Spotify expects to reach $100 billion in annual revenue in 10 years; nearly 10-fold from its current revenue of $11.4 billion
While tech companies are still reeling from a wave of layoffs and hiring freeze, music streaming giant Spotify said on Wednesday that it expects to reach $100 billion in annual revenue, nearly 10-fold from its 2021 revenue of $11.4 billion.
Since its inception about two decades ago, the music streaming behemoth has seen explosive growth in revenue and a customer base of over 400 million monthly active users, including over 160 million premium subscribers. The further incentivised its customers, Spotify promised high-margin returns from its costly expansion into podcasts and audiobooks.
To reach this ambitious goal, Spotify is already expanding beyond music streaming through acquisitions and massive investments in podcasting and exclusive contracts. Founder and CEO Daniel Ek forecasts the company’s gross margins to jump to 40% and operating margin to 20% during the period.
Despite the alarm of recession and inflation, Spotify continues to add users and paying subscribers. In the first quarter alone, Spotify reported 422 million monthly users, ahead of the consensus estimate.
However, one of the challenges the company faced for not reaching its long-term goals was its aggressive spending to build up its podcast and audiobooks platforms. However, Ek said the recent acquisitions and investments are already paying off adding that they are performing “better than you probably expect,” with gross margins of 28.5%, well on its way to reaching the company’s 30%-35% long-term goal.
Now Ek is trying to reset Wall Street’s perceptions of the company. In a nearly four-hour investor presentation, Ek said some may think “we’re a bad business or at least a business with bad margins for the foreseeable future.” He added, “Spotify will put out these pretty audacious targets and we are going after these because that’s how we see the world and we are going to invest behind that.”

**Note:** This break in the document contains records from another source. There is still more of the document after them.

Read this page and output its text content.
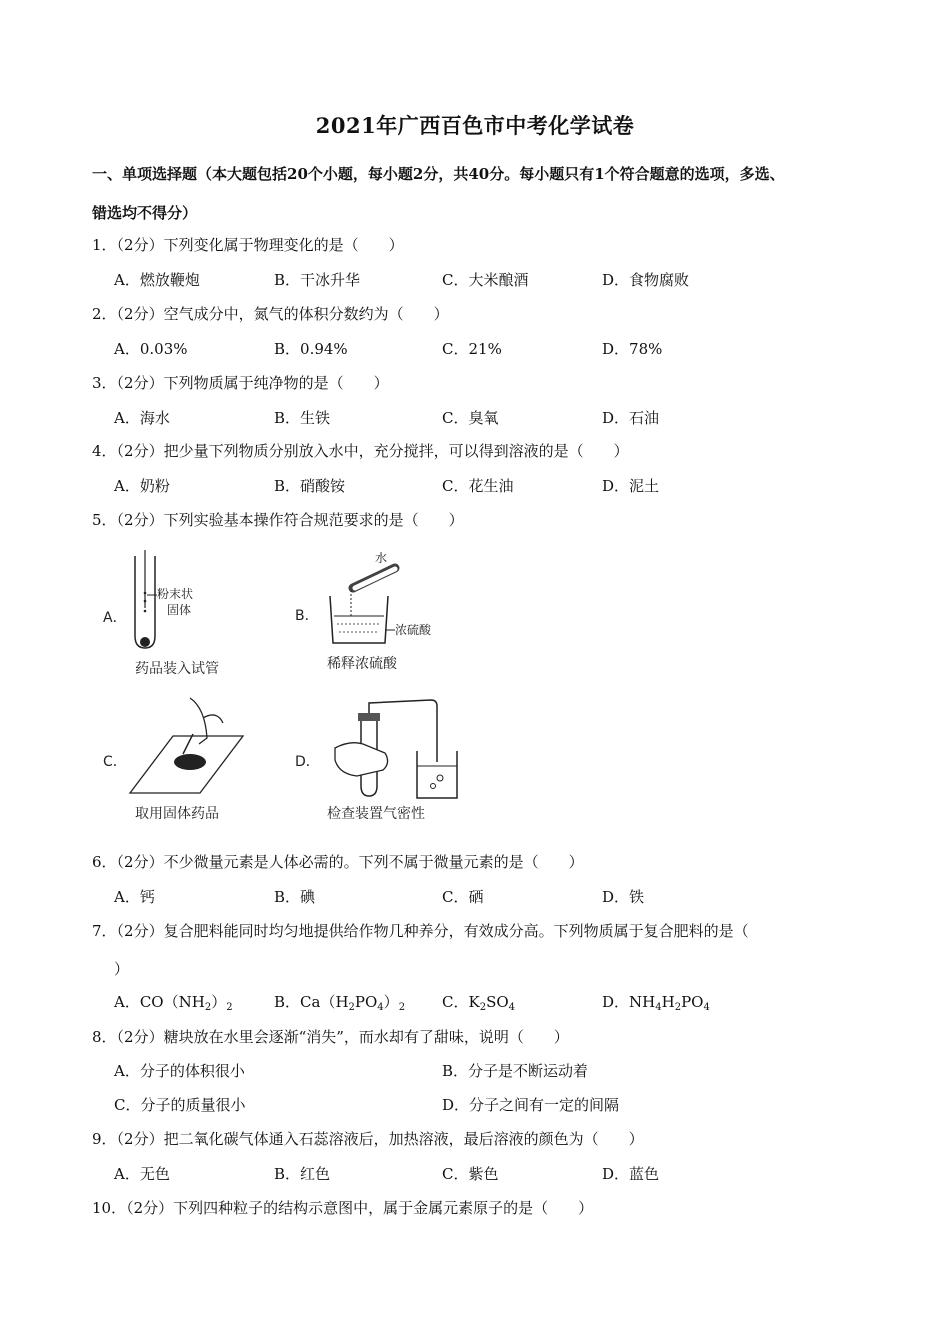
2021年广西百色市中考化学试卷
一、单项选择题（本大题包括20个小题，每小题2分，共40分。每小题只有1个符合题意的选项，多选、
错选均不得分）
1．（2分）下列变化属于物理变化的是（　　）
A．燃放鞭炮	B．干冰升华	C．大米酿酒	D．食物腐败
2．（2分）空气成分中，氮气的体积分数约为（　　）
A．0.03%	B．0.94%	C．21%	D．78%
3．（2分）下列物质属于纯净物的是（　　）
A．海水	B．生铁	C．臭氧	D．石油
4．（2分）把少量下列物质分别放入水中，充分搅拌，可以得到溶液的是（　　）
A．奶粉	B．硝酸铵	C．花生油	D．泥土
5．（2分）下列实验基本操作符合规范要求的是（　　）
A．
粉末状
固体
药品装入试管
B．
水
浓硫酸
稀释浓硫酸
C．
取用固体药品
D．
检查装置气密性
6．（2分）不少微量元素是人体必需的。下列不属于微量元素的是（　　）
A．钙	B．碘	C．硒	D．铁
7．（2分）复合肥料能同时均匀地提供给作物几种养分，有效成分高。下列物质属于复合肥料的是（
）
A．$CO(NH_2)_2$	B．$Ca(H_2PO_4)_2$ C．$K_2SO_4$	D．$NH_4H_2PO_4$
8．（2分）糖块放在水里会逐渐“消失”，而水却有了甜味，说明（　　）
A．分子的体积很小	B．分子是不断运动着
C．分子的质量很小	D．分子之间有一定的间隔
9．（2分）把二氧化碳气体通入石蕊溶液后，加热溶液，最后溶液的颜色为（　　）
A．无色	B．红色	C．紫色	D．蓝色
10．（2分）下列四种粒子的结构示意图中，属于金属元素原子的是（　　）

With billions of dollars war chest, Spotify is trying to expand beyond music streaming services through acquisitions and massive investments. Unlike previous acquisitions of companies like Tunigo, Seed Scientific, Cord Project, Soundwave, and CrowdAlbum in 2016, Spotify made its foray into live audio programming, podcasting, and exclusive contracts.
Spotify engineering manager Alexander Nordstrom said the company is also planning to enter new types of content over the next 10 years that would boost its average revenue per user. He added that the company was on track to hit its goal of 1 billion users by 2030.
Spotify was founded in 2006 by Daniel Ek and Martin Lorentzon.